Fixing the Sample and the Sample Weights When Problems Arise in the Frame: Experiences with a Survey of Physicians
Eric Grau

Probability samples are selected under the assumption that the sample frame closely resembles the target population. Occasionally, however, the sample frame has problems that are only discovered after the sample is selected. In this paper, we discuss a physician survey that was part of an evaluation of a Medicare pay-for-performance demonstration. Several problems with the sample frame were discovered after sample selection. In particular, the frame included duplicate physicians within and across practices. Moreover, for practices that participated in the demonstration, the frame identified all physicians in those practices as also participating in the demonstration, when this was not the case. This paper describes the process of calculating sampling weights that properly account for the original selected sample, the replacement sample, and the multiplicity adjustment for duplicates. We compare estimates obtained using the appropriately calculated weights (adjusted for nonresponse) with those obtained using a simple-minded weighting procedure.

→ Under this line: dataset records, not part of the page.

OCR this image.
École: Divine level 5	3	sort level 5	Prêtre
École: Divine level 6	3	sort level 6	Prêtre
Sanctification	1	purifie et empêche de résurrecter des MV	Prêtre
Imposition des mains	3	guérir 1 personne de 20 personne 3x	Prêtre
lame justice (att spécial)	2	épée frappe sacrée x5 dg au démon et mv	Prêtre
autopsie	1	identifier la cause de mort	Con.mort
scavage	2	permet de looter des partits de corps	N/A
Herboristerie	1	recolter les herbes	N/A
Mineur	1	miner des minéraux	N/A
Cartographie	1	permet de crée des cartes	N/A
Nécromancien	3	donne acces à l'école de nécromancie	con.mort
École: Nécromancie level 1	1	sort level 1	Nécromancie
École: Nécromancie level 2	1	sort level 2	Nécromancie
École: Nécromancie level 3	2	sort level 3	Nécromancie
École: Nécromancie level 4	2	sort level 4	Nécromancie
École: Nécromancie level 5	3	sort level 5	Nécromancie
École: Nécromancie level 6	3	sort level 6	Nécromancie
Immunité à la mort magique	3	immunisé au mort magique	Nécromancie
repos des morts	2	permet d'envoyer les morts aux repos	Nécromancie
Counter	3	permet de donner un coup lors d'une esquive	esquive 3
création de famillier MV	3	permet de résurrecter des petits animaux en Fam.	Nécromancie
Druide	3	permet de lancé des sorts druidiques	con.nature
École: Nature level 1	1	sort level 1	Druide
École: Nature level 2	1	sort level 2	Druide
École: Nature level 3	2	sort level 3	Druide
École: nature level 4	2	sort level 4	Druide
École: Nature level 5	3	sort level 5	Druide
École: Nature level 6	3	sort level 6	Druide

Using an Experimental Evaluation of Charter Schools to Test Whether Nonexperimental Comparison Group Methods Can Replicate Experimental Impact Estimates
Natalya Verbitsky-Savitz, Kenneth Fortson, Emma Kopa, and Philip Gleason

Randomized control trials (RCTs) are widely considered the gold standard in evaluating the impact of a social program. When an RCT is not feasible, quasi-experimental designs (QEDs) are often used. A popular class of QEDs uses a non-randomly selected comparison group to represent what would have happened to the treatment group had they not participated in the program. Under certain assumptions, QEDs can produce unbiased impact estimates; however, these assumptions are generally untestable in practice. We test the validity of four comparison group approaches-OLS regression modeling, exact matching, propensity score matching, and fixed effects modeling-comparing QED impact estimates from these methods with an experimental benchmark. The analysis uses data from an experimental evaluation of charter schools and comparison data for other students in the same school districts. We find that the use of pre-intervention baseline data considerably reduces but might not completely eliminate bias. While the matching and regression-based estimates do not greatly differ, the matching estimators perform slightly better than do estimators that rely on parametric assumptions.

Response Surface Matching for Survey Nonresponse
Frank Yoon

Prognostic score-based methods have been proposed as a complementary approach to propensity score-based methods for achieving covariate balance in observational studies. Likewise, standard adjustments for survey nonresponse, such as response propensity matching, can be supplemented by incorporating information from respondent outcomes. In this talk I will discuss how methods for matching on response profiles can be extended and applied to adjustments for survey nonresponse. I will illustrate these ideas through simulation studies and applications to large scale surveys.

Statistical Pipeline: Made In The U.S.A. in Honor of Nampeo McKenney and Nagambal Shah
Clemencia Cosentino, Guillermina Jasso (New York University), and Derrick Rollins (Iowa State University)

Census data show changing geographic distributions and greater diversity of minority and new immigrant populations. ASA, federal agencies and higher education respond with various initiatives to include these populations in a competitive US labor force, including STEM. Future growth of younger Americans is primarily racial/ethnic minorities and new immigrants. Yet, the statistical industry and higher education continue to draw from foreign student and labor force pipelines disproportionately relative to "Made in the USA" ones. What are successful investments and returns in higher education and industry to reverse this trend? What are post-1964 successes in federal agencies, both civilian and military, and other sectors, particularly in STEM occupations to include historical racial/ethnic minorities and new immigrants?